侍ジャパンの新監督は、井端弘和氏で決まりそうだ。関係者によれば、井端氏が監督を務めるU-12大会後、「侍ジャパン強化委員会から連絡を受けた」とされ、その流れから「井端ジャパン」の誕生を予感する声が出始めた。
「井端氏が監督を務めたU-12大会ですが、今夏は4位でした。メダル獲得が果たせなかったのは残念ですが、小学生に教えるのがいちばん難しいとされています。それがしっかりできていて、代表チームにおける貢献度も大きい人です」(球界関係者)
選手としての井端は、13年WBCの東京ラウンドでMVPにも選ばれた。
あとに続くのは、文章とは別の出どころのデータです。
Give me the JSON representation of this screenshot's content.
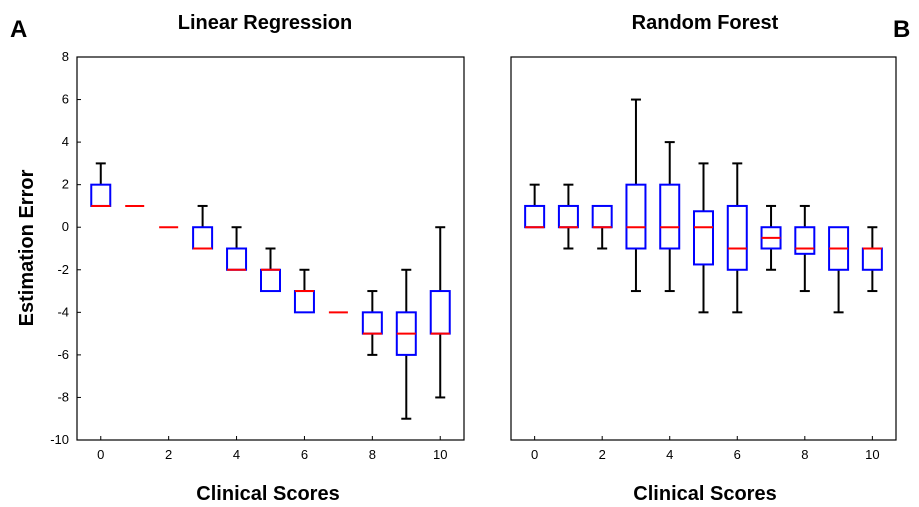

17年のアジアプロ野球チャンピオンシップではコーチ入閣し、現在は解説者、U-12代表監督のほか、社会人NTT東日本のコーチも務めている。
「東京五輪では、編成担当としてチームを陰ながら支えてくれました。とくに、代表候補に挙がった選手を所属球団に伝えるタイミング、各選手のコンディションなどを把握することに尽力してくれました」(前出・同)
12球団との良好な関係作りに力を入れた理由は、自身の苦い経験があるからだという。
「05年の第2回WBC大会ですよ。中日選手が揃って代表入りを辞退しました。中日球団がペナントレースを優先させたためで、選手に強要したのではありません。前年の北京五輪で、一部選手を疲弊させる起用法に選手内から疑問の声が出ていたんです。選手個人が断ったら批判を招くかもしれないということで、球団がまとめて辞退を伝えました」(ベテラン記者)
当時の中日指揮官は落合博満氏。WBCを楽しみにしているファンから誤解も受けたが、落合氏と中日球団はあえて反論しなかった。
「井端氏が代表監督に就くのなら、同じくU-12チームで投手コーチを務めた吉見一起氏もそのまま昇格するものと思われます」(前出・同)
吉見氏も各チームとの良好な関係構築に気を配ってきた。
新代表チームで中日OBが要職を務めることは「05年当時の誤解」を解くことにもつながるだろう。肝心なドラゴンズのほうはいつ再建されるのか皆目見えないが…。